Social problems require social solutions. (Margeret Thatcher famously called society "a myth". Scary woman.)You showed compassion above and beyond the call of duty and wisdom -- but duty and wisdom have their calling too. You drew a line where you needed to, intuitively perhaps, but a line nonetheless. Don't beat yourself up for not inviting a mentally ill homeless person to live on your couch! You're simply not qualified to provide that sort of care.

I know you to be a decent and kind person. That is why you are bothered by your own limitations.

I have been poor, desperately so. And I live in reasonably middle-class circumstances now, in a place where not everyone does, as you know. I have been both the recipient of charity and its source. We do what we can. As a community, we can do so much more.

So rest assured, but get a little "fired up", as The Man says.
The writer Harlon Ellison once said that the three most important words aren't "I love you", but "Let me help." I think him correct in that assertion; you did that.

Susan Gedutis Lindsay said...

Thank you PG. You and one other person pointed out that there are "programs" in place to help people like this.

To a degree. I know from experience that often the people who need the help most are unable to actually ask for it--they don't want to deal with "the government," to navigate the beaurocracy, to sift through an automated answering system, to not get angry and defensive when the social worker asks them questions and tells them that they really have to stop drinking.

Once they get the help: Well, from what I understand in talking to those who work with the homeless, most of them truly are beyond rehabilitation and, as my friend who works with the homeless, "lifers."

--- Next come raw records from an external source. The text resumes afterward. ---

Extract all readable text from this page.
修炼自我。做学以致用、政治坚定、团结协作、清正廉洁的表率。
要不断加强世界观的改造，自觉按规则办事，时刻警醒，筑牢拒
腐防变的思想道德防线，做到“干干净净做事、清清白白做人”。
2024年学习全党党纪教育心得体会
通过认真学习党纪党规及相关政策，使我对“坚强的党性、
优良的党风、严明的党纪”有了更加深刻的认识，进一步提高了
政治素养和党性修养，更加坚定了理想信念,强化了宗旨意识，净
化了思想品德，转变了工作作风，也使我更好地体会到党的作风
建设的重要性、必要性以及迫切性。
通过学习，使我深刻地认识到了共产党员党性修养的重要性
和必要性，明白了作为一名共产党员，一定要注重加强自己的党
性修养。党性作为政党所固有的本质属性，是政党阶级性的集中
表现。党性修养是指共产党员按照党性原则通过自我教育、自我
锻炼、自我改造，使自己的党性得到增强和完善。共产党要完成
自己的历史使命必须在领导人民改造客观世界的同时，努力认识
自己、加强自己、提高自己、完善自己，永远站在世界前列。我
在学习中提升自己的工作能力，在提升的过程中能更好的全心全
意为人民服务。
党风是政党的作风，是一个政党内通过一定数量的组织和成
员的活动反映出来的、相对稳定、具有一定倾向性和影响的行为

In this town, there is no publicly-funded shelter. All we have is the kindness of churches. Each week, a different church in town provides shelter and a mid-day meal. People from the congregation volunteer to sleep over each night, and my guess is that there's no policeman on duty. Those people are to be commended.

It's a difficult problem and it doesn't feel like there's all that much systematic effort being made to solve it.